St John CHRYSOSTOM. The salvation of men He calls His food, showing His great desire that we should be saved. As food is an object of desire to us, so was the salvation of men to Him.
St THEOPHYLACT. From the question of the disciples, Has any man brought Him ought to eat, we may infer that our Lord was accustomed to receive food from others, when it was offered Him: not that He who gives food to all flesh, (Ps. 146.) needed any assistance; but He received it, that they who gave it might obtain their reward. It is proper and necessary that teachers should depend on others to provide them with food, in order that, being free from all other cares, they may attend the more to the ministry of the word.
He finished the work of God, i. e. man, He, the Son of God, finished it by exhibiting our nature in Himself without sin, perfect and uncorrupt. He finished also the work of God, i. e. the Law, (Rom. 10:4) (for Christ is the end of the Law,) by abolishing it, when every thing in it had been fulfilled, and changing a carnal into a spiritual worship.

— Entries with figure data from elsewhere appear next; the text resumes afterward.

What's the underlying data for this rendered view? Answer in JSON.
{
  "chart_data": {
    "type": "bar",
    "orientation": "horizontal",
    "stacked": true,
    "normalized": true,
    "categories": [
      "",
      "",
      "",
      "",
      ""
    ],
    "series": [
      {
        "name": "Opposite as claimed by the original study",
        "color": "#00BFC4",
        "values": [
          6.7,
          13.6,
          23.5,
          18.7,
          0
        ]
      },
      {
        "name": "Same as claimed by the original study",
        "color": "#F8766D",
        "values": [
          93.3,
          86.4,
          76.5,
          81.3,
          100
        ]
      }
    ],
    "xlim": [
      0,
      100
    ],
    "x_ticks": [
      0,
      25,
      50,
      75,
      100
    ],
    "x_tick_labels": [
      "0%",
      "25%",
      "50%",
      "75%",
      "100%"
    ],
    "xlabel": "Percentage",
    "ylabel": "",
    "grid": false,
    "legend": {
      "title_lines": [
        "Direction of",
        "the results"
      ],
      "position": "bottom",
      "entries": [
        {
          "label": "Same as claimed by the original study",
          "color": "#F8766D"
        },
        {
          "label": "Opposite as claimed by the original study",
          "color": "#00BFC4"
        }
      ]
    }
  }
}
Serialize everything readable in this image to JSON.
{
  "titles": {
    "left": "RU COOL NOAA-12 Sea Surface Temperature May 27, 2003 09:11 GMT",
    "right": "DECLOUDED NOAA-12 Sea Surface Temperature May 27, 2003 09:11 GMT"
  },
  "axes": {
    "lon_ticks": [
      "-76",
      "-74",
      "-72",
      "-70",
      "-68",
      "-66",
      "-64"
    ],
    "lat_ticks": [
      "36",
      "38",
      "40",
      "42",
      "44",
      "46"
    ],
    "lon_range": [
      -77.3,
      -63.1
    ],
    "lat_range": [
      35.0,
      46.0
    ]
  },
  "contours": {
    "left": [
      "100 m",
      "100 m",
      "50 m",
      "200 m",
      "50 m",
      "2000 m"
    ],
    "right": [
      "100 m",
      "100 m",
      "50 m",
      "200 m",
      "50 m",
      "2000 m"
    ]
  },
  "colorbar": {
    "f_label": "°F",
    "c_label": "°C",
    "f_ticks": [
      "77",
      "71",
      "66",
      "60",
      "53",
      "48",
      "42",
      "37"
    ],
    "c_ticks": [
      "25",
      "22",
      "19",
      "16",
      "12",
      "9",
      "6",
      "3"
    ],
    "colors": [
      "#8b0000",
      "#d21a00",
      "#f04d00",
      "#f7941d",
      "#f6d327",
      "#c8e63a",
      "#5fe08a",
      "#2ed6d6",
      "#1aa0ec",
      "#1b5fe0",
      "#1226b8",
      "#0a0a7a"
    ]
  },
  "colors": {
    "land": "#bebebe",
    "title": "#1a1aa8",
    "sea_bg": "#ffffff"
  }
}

St John CHRYSOSTOM. I sent you to reap that whereon you had bestowed no labour, i. e. I have reserved you for a favourable time, in which the labour is less, the enjoyment greater. The more laborious part of the work was laid on the Prophets, viz. the sowing of the seed: Other men laboured, and ye are entered into their labours. Christ here throws light on the meaning of the old prophecies. He shows that both the Law and the Prophets, if rightly interpreted, led men to Him; and that the Prophets were sent in fact by Himself. Thus the intimate connexion is established between the Old Testament and the New.